How Cursor’s $30B AI Coding Tool Secretly Leverages China’s Kimi K2.5 Model

Kimi K2.5 model specifications

Kimi K2.5 is an open‑source model released by Moonshot AI under a modified MIT license that permits commercial use. It uses a 1 trillion‑parameter mixture‑of‑experts (MoE) architecture, activating 320 billion parameters per inference. The context window is 256,000 tokens and the model natively supports image and video inputs. It also provides an “Agent Swarm” capability that can run up to 100 parallel sub‑agents. In the MathVista benchmark the model ranked first globally at release.

Why Cursor selected Kimi K2.5

Cursor required a foundation model that could sustain long‑running coding agents with high stability. Comparative analysis of contemporaneous Western open‑source models showed:

Meta Llama 4 (Scout and Maverick) released in April 2025 performed below expectations; the larger Llama 4 Behemoth (≈20 trillion parameters) had no announced release date.

Google Gemma 3 caps at 27 billion parameters, suitable for edge deployment but insufficient for production‑grade coding agents.

OpenAI gpt‑oss‑120b is a sparse MoE model that activates only 5.1 billion parameters per token—six times fewer than Kimi’s 320 billion active parameters—making it too “thin” for the 256k‑token context required by Composer 2.

Kimi’s 320 billion active parameters therefore offered a substantially higher cognitive density for the same context length, directly addressing the agent‑stability and long‑task requirements.

Training and augmentation by Cursor

Lee Robinson stated that roughly one‑quarter of Composer 2’s total training compute originates from the Kimi base model, while the remaining three‑quarters comes from continued training performed by Cursor.
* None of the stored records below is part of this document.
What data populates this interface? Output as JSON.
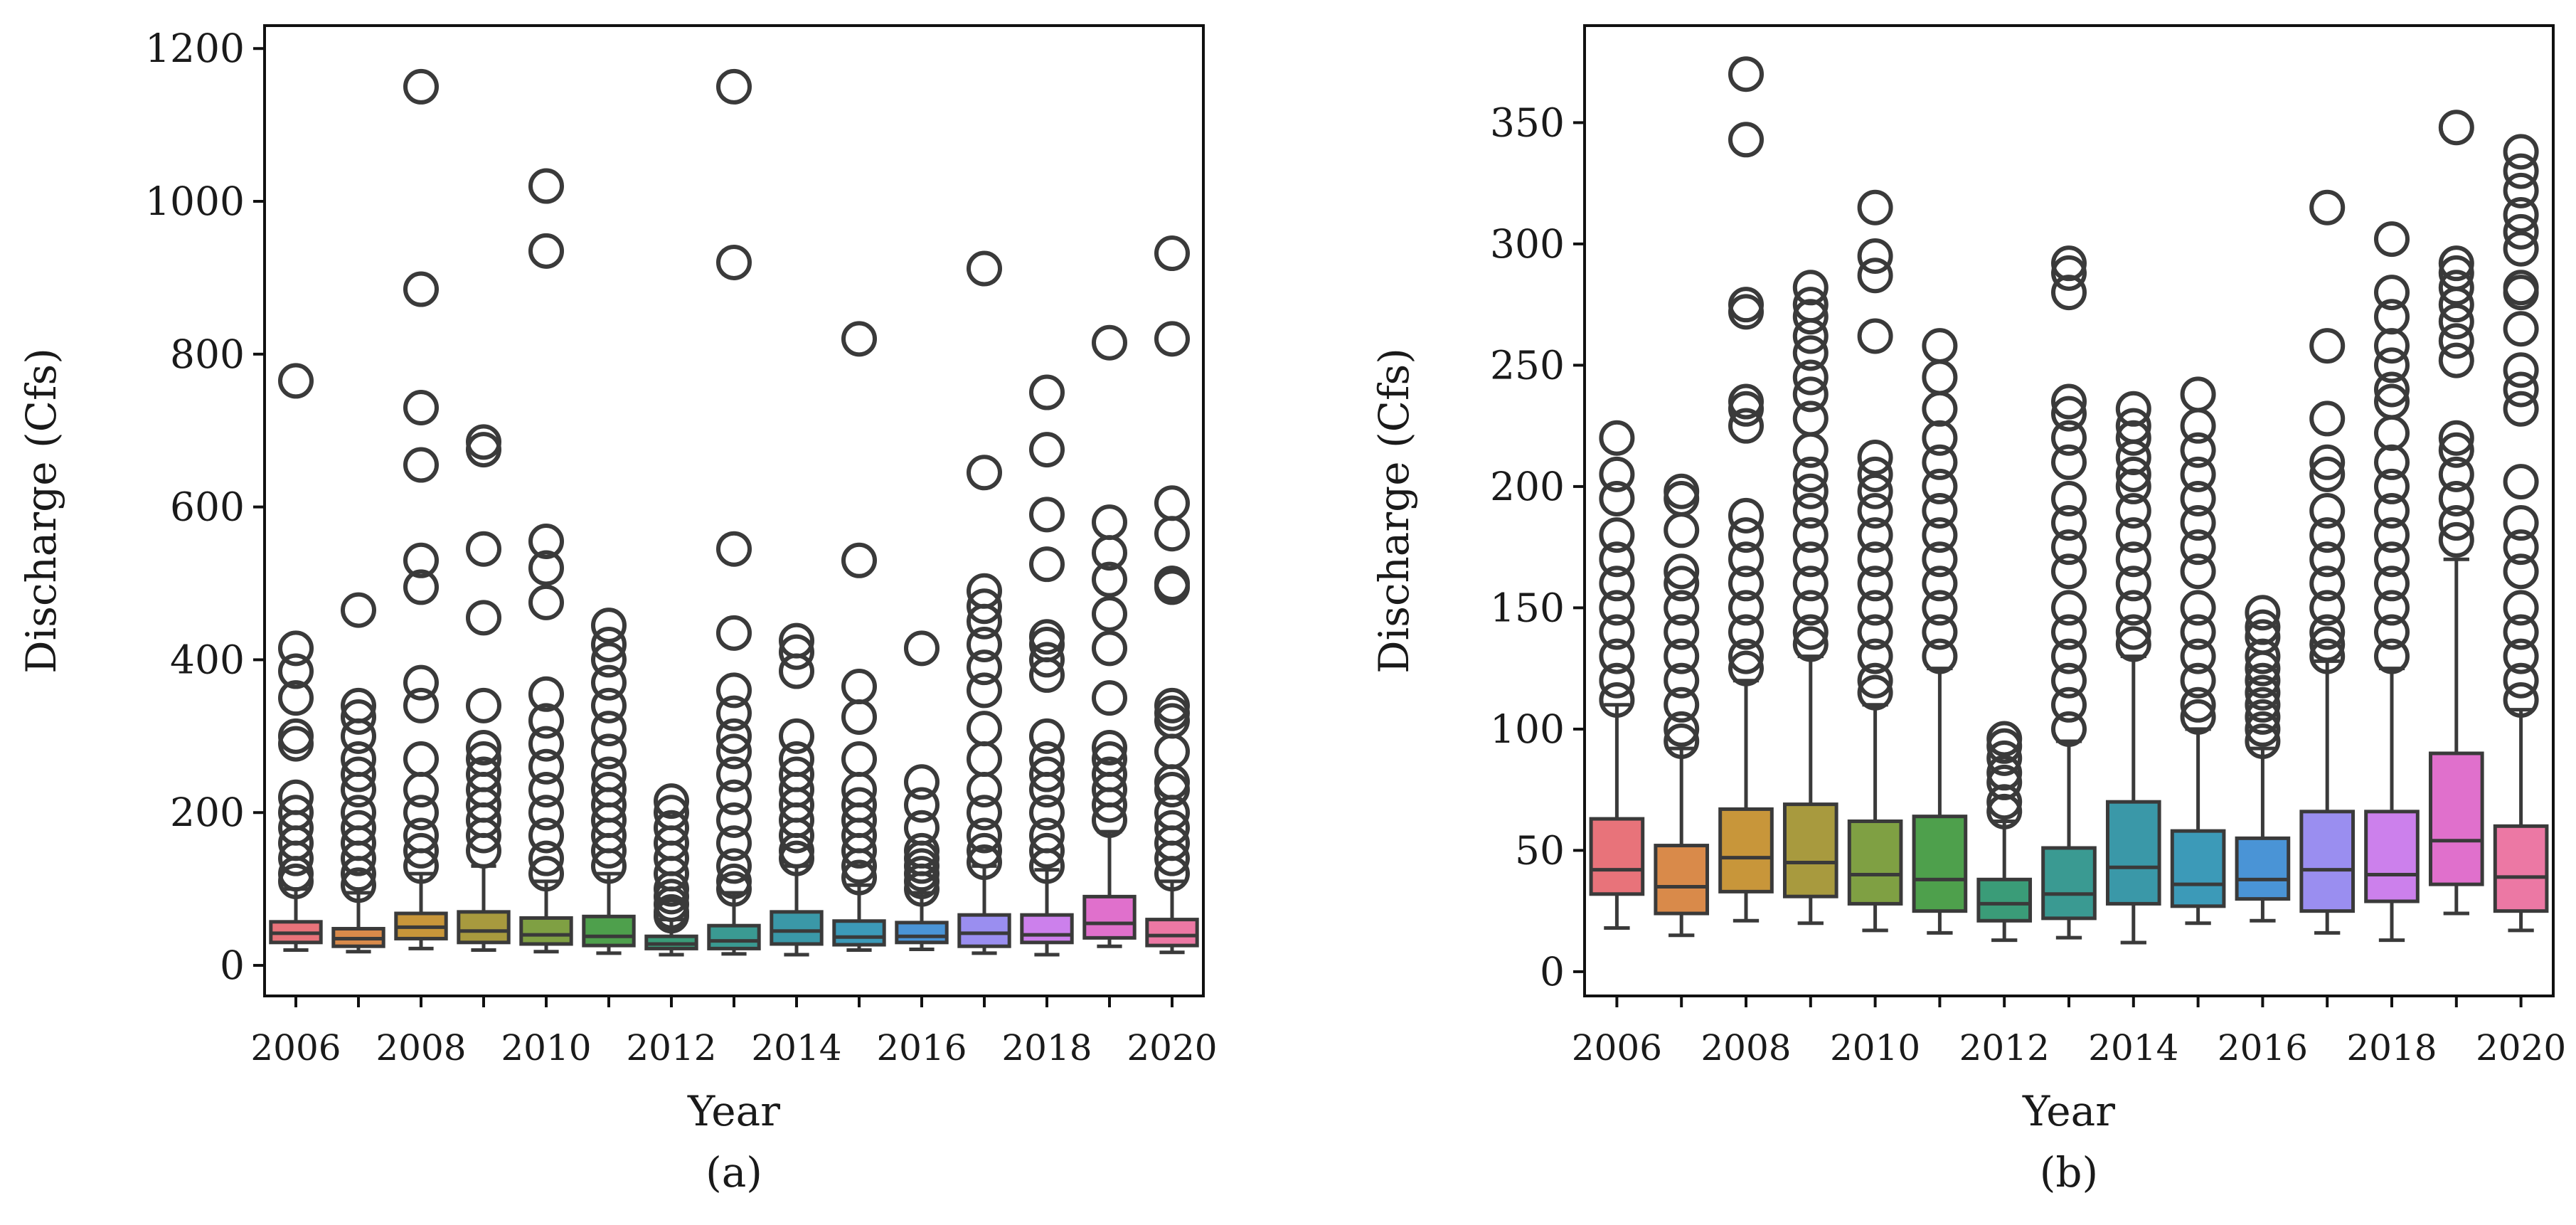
{
  "chart_data": [
    {
      "type": "box",
      "caption": "(a)",
      "title": "",
      "xlabel": "Year",
      "ylabel": "Discharge (Cfs)",
      "ylim": [
        -40,
        1230
      ],
      "yticks": [
        0,
        200,
        400,
        600,
        800,
        1000,
        1200
      ],
      "categories": [
        "2006",
        "2007",
        "2008",
        "2009",
        "2010",
        "2011",
        "2012",
        "2013",
        "2014",
        "2015",
        "2016",
        "2017",
        "2018",
        "2019",
        "2020"
      ],
      "xtick_labels": [
        "2006",
        "2008",
        "2010",
        "2012",
        "2014",
        "2016",
        "2018",
        "2020"
      ],
      "series": [
        {
          "name": "2006",
          "color": "#e8737a",
          "whisker_low": 20,
          "q1": 30,
          "median": 42,
          "q3": 57,
          "whisker_high": 100,
          "outliers": [
            765,
            415,
            385,
            350,
            300,
            290,
            220,
            200,
            180,
            160,
            140,
            120,
            110
          ]
        },
        {
          "name": "2007",
          "color": "#d98a4a",
          "whisker_low": 18,
          "q1": 25,
          "median": 35,
          "q3": 48,
          "whisker_high": 95,
          "outliers": [
            465,
            340,
            325,
            300,
            270,
            250,
            230,
            200,
            180,
            160,
            140,
            120,
            105
          ]
        },
        {
          "name": "2008",
          "color": "#c8963a",
          "whisker_low": 22,
          "q1": 35,
          "median": 50,
          "q3": 68,
          "whisker_high": 120,
          "outliers": [
            1150,
            885,
            730,
            655,
            530,
            495,
            370,
            340,
            270,
            230,
            200,
            170,
            150,
            130
          ]
        },
        {
          "name": "2009",
          "color": "#a89a3e",
          "whisker_low": 20,
          "q1": 30,
          "median": 45,
          "q3": 70,
          "whisker_high": 130,
          "outliers": [
            685,
            675,
            545,
            455,
            340,
            285,
            270,
            250,
            230,
            210,
            190,
            170,
            150
          ]
        },
        {
          "name": "2010",
          "color": "#7fa043",
          "whisker_low": 18,
          "q1": 28,
          "median": 40,
          "q3": 62,
          "whisker_high": 110,
          "outliers": [
            1020,
            935,
            555,
            520,
            475,
            355,
            320,
            290,
            260,
            230,
            200,
            170,
            140,
            120
          ]
        },
        {
          "name": "2011",
          "color": "#4ea04c",
          "whisker_low": 16,
          "q1": 26,
          "median": 38,
          "q3": 64,
          "whisker_high": 120,
          "outliers": [
            445,
            420,
            400,
            370,
            340,
            310,
            280,
            250,
            230,
            210,
            190,
            170,
            150,
            130
          ]
        },
        {
          "name": "2012",
          "color": "#3a9c78",
          "whisker_low": 14,
          "q1": 22,
          "median": 28,
          "q3": 38,
          "whisker_high": 60,
          "outliers": [
            215,
            200,
            180,
            160,
            140,
            120,
            100,
            90,
            80,
            70,
            65
          ]
        },
        {
          "name": "2013",
          "color": "#3a9a92",
          "whisker_low": 15,
          "q1": 22,
          "median": 32,
          "q3": 52,
          "whisker_high": 95,
          "outliers": [
            1150,
            920,
            545,
            435,
            360,
            330,
            300,
            280,
            250,
            220,
            190,
            160,
            130,
            110,
            100
          ]
        },
        {
          "name": "2014",
          "color": "#3a98a8",
          "whisker_low": 14,
          "q1": 28,
          "median": 45,
          "q3": 70,
          "whisker_high": 130,
          "outliers": [
            425,
            410,
            385,
            300,
            270,
            250,
            230,
            210,
            190,
            170,
            150,
            140
          ]
        },
        {
          "name": "2015",
          "color": "#3c9ab8",
          "whisker_low": 20,
          "q1": 27,
          "median": 37,
          "q3": 58,
          "whisker_high": 105,
          "outliers": [
            820,
            530,
            365,
            325,
            270,
            230,
            210,
            190,
            170,
            150,
            130,
            115
          ]
        },
        {
          "name": "2016",
          "color": "#4a94d6",
          "whisker_low": 21,
          "q1": 30,
          "median": 38,
          "q3": 56,
          "whisker_high": 95,
          "outliers": [
            415,
            240,
            210,
            180,
            150,
            140,
            130,
            120,
            110,
            100
          ]
        },
        {
          "name": "2017",
          "color": "#9a8ef0",
          "whisker_low": 16,
          "q1": 25,
          "median": 42,
          "q3": 66,
          "whisker_high": 130,
          "outliers": [
            912,
            645,
            490,
            470,
            450,
            420,
            390,
            360,
            310,
            270,
            230,
            200,
            170,
            150,
            135
          ]
        },
        {
          "name": "2018",
          "color": "#cc80ec",
          "whisker_low": 14,
          "q1": 30,
          "median": 40,
          "q3": 66,
          "whisker_high": 125,
          "outliers": [
            750,
            675,
            590,
            525,
            430,
            420,
            400,
            380,
            300,
            270,
            250,
            230,
            200,
            170,
            150,
            130
          ]
        },
        {
          "name": "2019",
          "color": "#e070cc",
          "whisker_low": 25,
          "q1": 36,
          "median": 55,
          "q3": 90,
          "whisker_high": 175,
          "outliers": [
            815,
            580,
            540,
            505,
            460,
            415,
            350,
            285,
            270,
            250,
            230,
            210,
            190
          ]
        },
        {
          "name": "2020",
          "color": "#ec78a4",
          "whisker_low": 17,
          "q1": 26,
          "median": 39,
          "q3": 60,
          "whisker_high": 110,
          "outliers": [
            932,
            820,
            605,
            565,
            500,
            495,
            340,
            330,
            320,
            280,
            240,
            230,
            200,
            180,
            160,
            140,
            120
          ]
        }
      ]
    },
    {
      "type": "box",
      "caption": "(b)",
      "title": "",
      "xlabel": "Year",
      "ylabel": "Discharge (Cfs)",
      "ylim": [
        -10,
        390
      ],
      "yticks": [
        0,
        50,
        100,
        150,
        200,
        250,
        300,
        350
      ],
      "categories": [
        "2006",
        "2007",
        "2008",
        "2009",
        "2010",
        "2011",
        "2012",
        "2013",
        "2014",
        "2015",
        "2016",
        "2017",
        "2018",
        "2019",
        "2020"
      ],
      "xtick_labels": [
        "2006",
        "2008",
        "2010",
        "2012",
        "2014",
        "2016",
        "2018",
        "2020"
      ],
      "series": [
        {
          "name": "2006",
          "color": "#e8737a",
          "whisker_low": 18,
          "q1": 32,
          "median": 42,
          "q3": 63,
          "whisker_high": 110,
          "outliers": [
            220,
            205,
            195,
            180,
            170,
            160,
            150,
            140,
            130,
            120,
            112
          ]
        },
        {
          "name": "2007",
          "color": "#d98a4a",
          "whisker_low": 15,
          "q1": 24,
          "median": 35,
          "q3": 52,
          "whisker_high": 92,
          "outliers": [
            198,
            195,
            182,
            165,
            160,
            150,
            140,
            130,
            120,
            110,
            100,
            95
          ]
        },
        {
          "name": "2008",
          "color": "#c8963a",
          "whisker_low": 21,
          "q1": 33,
          "median": 47,
          "q3": 67,
          "whisker_high": 120,
          "outliers": [
            370,
            343,
            275,
            272,
            235,
            232,
            225,
            188,
            180,
            170,
            160,
            150,
            140,
            130,
            125
          ]
        },
        {
          "name": "2009",
          "color": "#a89a3e",
          "whisker_low": 20,
          "q1": 31,
          "median": 45,
          "q3": 69,
          "whisker_high": 130,
          "outliers": [
            282,
            275,
            270,
            262,
            255,
            245,
            238,
            228,
            215,
            205,
            198,
            190,
            180,
            170,
            160,
            150,
            140,
            135
          ]
        },
        {
          "name": "2010",
          "color": "#7fa043",
          "whisker_low": 17,
          "q1": 28,
          "median": 40,
          "q3": 62,
          "whisker_high": 110,
          "outliers": [
            315,
            295,
            287,
            262,
            212,
            205,
            198,
            190,
            180,
            170,
            160,
            150,
            140,
            130,
            120,
            115
          ]
        },
        {
          "name": "2011",
          "color": "#4ea04c",
          "whisker_low": 16,
          "q1": 25,
          "median": 38,
          "q3": 64,
          "whisker_high": 125,
          "outliers": [
            258,
            245,
            232,
            220,
            210,
            200,
            190,
            180,
            170,
            160,
            150,
            140,
            130
          ]
        },
        {
          "name": "2012",
          "color": "#3a9c78",
          "whisker_low": 13,
          "q1": 21,
          "median": 28,
          "q3": 38,
          "whisker_high": 62,
          "outliers": [
            96,
            93,
            88,
            82,
            78,
            70,
            66
          ]
        },
        {
          "name": "2013",
          "color": "#3a9a92",
          "whisker_low": 14,
          "q1": 22,
          "median": 32,
          "q3": 51,
          "whisker_high": 95,
          "outliers": [
            292,
            288,
            280,
            235,
            230,
            220,
            210,
            195,
            185,
            175,
            165,
            150,
            140,
            130,
            120,
            110,
            100
          ]
        },
        {
          "name": "2014",
          "color": "#3a98a8",
          "whisker_low": 12,
          "q1": 28,
          "median": 43,
          "q3": 70,
          "whisker_high": 130,
          "outliers": [
            232,
            225,
            220,
            212,
            205,
            200,
            190,
            180,
            170,
            160,
            150,
            140,
            135
          ]
        },
        {
          "name": "2015",
          "color": "#3c9ab8",
          "whisker_low": 20,
          "q1": 27,
          "median": 36,
          "q3": 58,
          "whisker_high": 100,
          "outliers": [
            238,
            225,
            215,
            205,
            195,
            185,
            175,
            165,
            150,
            140,
            130,
            120,
            110,
            105
          ]
        },
        {
          "name": "2016",
          "color": "#4a94d6",
          "whisker_low": 21,
          "q1": 30,
          "median": 38,
          "q3": 55,
          "whisker_high": 92,
          "outliers": [
            148,
            142,
            138,
            130,
            125,
            120,
            115,
            110,
            105,
            100,
            95
          ]
        },
        {
          "name": "2017",
          "color": "#9a8ef0",
          "whisker_low": 16,
          "q1": 25,
          "median": 42,
          "q3": 66,
          "whisker_high": 128,
          "outliers": [
            315,
            258,
            228,
            210,
            205,
            190,
            180,
            170,
            160,
            150,
            140,
            135,
            130
          ]
        },
        {
          "name": "2018",
          "color": "#cc80ec",
          "whisker_low": 13,
          "q1": 29,
          "median": 40,
          "q3": 66,
          "whisker_high": 125,
          "outliers": [
            302,
            280,
            270,
            258,
            250,
            240,
            235,
            222,
            210,
            200,
            190,
            180,
            170,
            160,
            150,
            140,
            130
          ]
        },
        {
          "name": "2019",
          "color": "#e070cc",
          "whisker_low": 24,
          "q1": 36,
          "median": 54,
          "q3": 90,
          "whisker_high": 170,
          "outliers": [
            348,
            292,
            288,
            282,
            275,
            268,
            260,
            252,
            220,
            215,
            205,
            195,
            185,
            178
          ]
        },
        {
          "name": "2020",
          "color": "#ec78a4",
          "whisker_low": 17,
          "q1": 25,
          "median": 39,
          "q3": 60,
          "whisker_high": 108,
          "outliers": [
            338,
            330,
            322,
            312,
            305,
            298,
            282,
            280,
            265,
            248,
            240,
            232,
            202,
            185,
            175,
            165,
            150,
            140,
            130,
            120,
            112
          ]
        }
      ]
    }
  ]
}
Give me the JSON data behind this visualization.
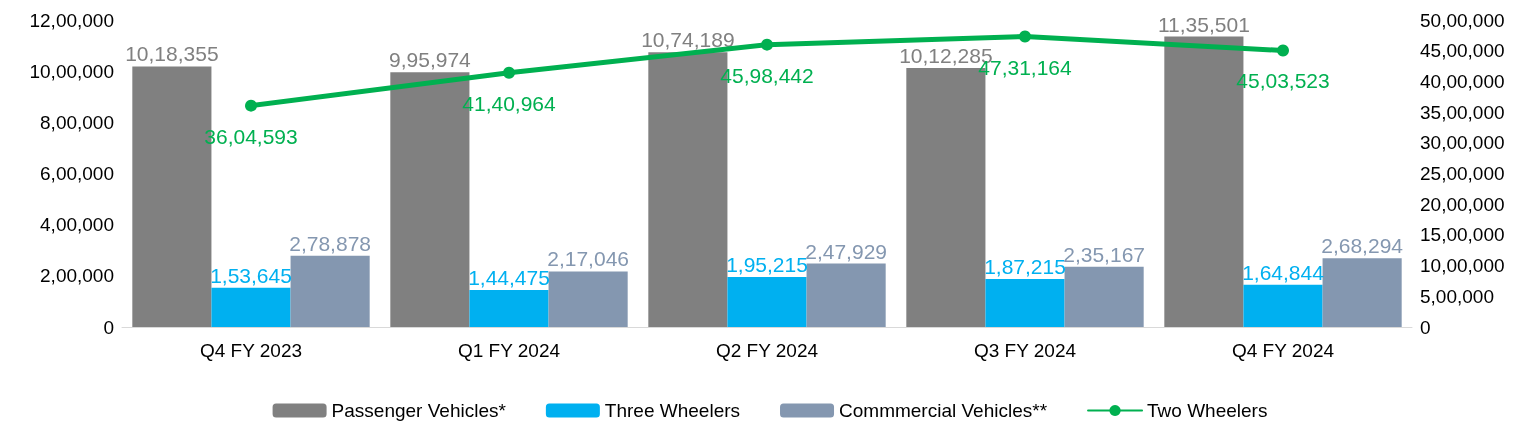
{
  "chart_data": {
    "type": "bar",
    "categories": [
      "Q4 FY 2023",
      "Q1 FY 2024",
      "Q2 FY 2024",
      "Q3 FY 2024",
      "Q4 FY 2024"
    ],
    "series": [
      {
        "name": "Passenger Vehicles*",
        "color": "#808080",
        "values": [
          1018355,
          995974,
          1074189,
          1012285,
          1135501
        ],
        "value_labels": [
          "10,18,355",
          "9,95,974",
          "10,74,189",
          "10,12,285",
          "11,35,501"
        ]
      },
      {
        "name": "Three Wheelers",
        "color": "#00b0f0",
        "values": [
          153645,
          144475,
          195215,
          187215,
          164844
        ],
        "value_labels": [
          "1,53,645",
          "1,44,475",
          "1,95,215",
          "1,87,215",
          "1,64,844"
        ]
      },
      {
        "name": "Commmercial Vehicles**",
        "color": "#8497b0",
        "values": [
          278878,
          217046,
          247929,
          235167,
          268294
        ],
        "value_labels": [
          "2,78,878",
          "2,17,046",
          "2,47,929",
          "2,35,167",
          "2,68,294"
        ]
      },
      {
        "name": "Two Wheelers",
        "type": "line",
        "axis": "y2",
        "color": "#00b050",
        "values": [
          3604593,
          4140964,
          4598442,
          4731164,
          4503523
        ],
        "value_labels": [
          "36,04,593",
          "41,40,964",
          "45,98,442",
          "47,31,164",
          "45,03,523"
        ]
      }
    ],
    "ylim": [
      0,
      1200000
    ],
    "yticks": [
      0,
      {
        "value": 200000,
        "label": "2,00,000"
      },
      {
        "value": 400000,
        "label": "4,00,000"
      },
      {
        "value": 600000,
        "label": "6,00,000"
      },
      {
        "value": 800000,
        "label": "8,00,000"
      },
      {
        "value": 1000000,
        "label": "10,00,000"
      },
      {
        "value": 1200000,
        "label": "12,00,000"
      }
    ],
    "y2lim": [
      0,
      5000000
    ],
    "y2ticks": [
      0,
      {
        "value": 500000,
        "label": "5,00,000"
      },
      {
        "value": 1000000,
        "label": "10,00,000"
      },
      {
        "value": 1500000,
        "label": "15,00,000"
      },
      {
        "value": 2000000,
        "label": "20,00,000"
      },
      {
        "value": 2500000,
        "label": "25,00,000"
      },
      {
        "value": 3000000,
        "label": "30,00,000"
      },
      {
        "value": 3500000,
        "label": "35,00,000"
      },
      {
        "value": 4000000,
        "label": "40,00,000"
      },
      {
        "value": 4500000,
        "label": "45,00,000"
      },
      {
        "value": 5000000,
        "label": "50,00,000"
      }
    ],
    "legend": "bottom",
    "grid": false,
    "marker": "circle"
  }
}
Cursor introduced a technique called Self‑Summarization . During a multi‑step coding task the context can exceed the model’s memory limit. Instead of truncating old context or invoking a separate summarizer, the model is trained via reinforcement learning to compress its working memory mid‑task. When the context approaches the limit, the model pauses, compresses all accumulated content to approximately 1,000 tokens, and then resumes. Summaries receive reward or penalty based on whether they help complete the overall task, teaching the model what information to retain.

Experimental results show that Self‑Summarization reduces compression errors by 50 % compared with a prompt‑based baseline while using only one‑fifth of the tokens.

Demonstration and benchmark results

As a concrete demonstration, Composer 2 solved a Terminal‑Bench challenge that required compiling the original Doom game for a MIPS processor. The solution involved 170 dialogue rounds and repeated self‑summarization over more than 100,000 tokens. No other leading models succeeded on this task.

Performance on internal and public benchmarks:

CursorBench: Composer 2 scored 61.3 versus Composer 1.5’s 44.2 .

Terminal‑Bench 2.0: Composer 2 scored 61.7 .

SWE‑bench Multilingual: Composer 2 scored 73.7 .

Model identifier used by Cursor

The model identifier observed in API traffic is accounts/anysphere/models/kimi-k2p5-rl-0317-s515-fast.

Broader open‑source model landscape

Western open‑source models are narrowing the gap. NVIDIA released Nemotron 3 Super on 11 March 2025: a 1.2 trillion‑parameter MoE model with 120 billion active parameters and a 1 million‑token context window, offering up to five‑fold throughput improvement over its predecessor. Days later NVIDIA announced Nemotron‑Cascade 2, a 300 billion‑parameter MoE model with 3 billion active parameters that outperformed Qwen 3.5‑35B and Nemotron 3 Super on math, code‑reasoning, alignment, and instruction‑following benchmarks, achieving gold‑medal‑level performance at the 2025 International Mathematical Olympiad.

These developments indicate that while Chinese labs currently provide the strongest permissively licensed foundations for large‑scale coding agents, the performance gap with Western models is gradually decreasing.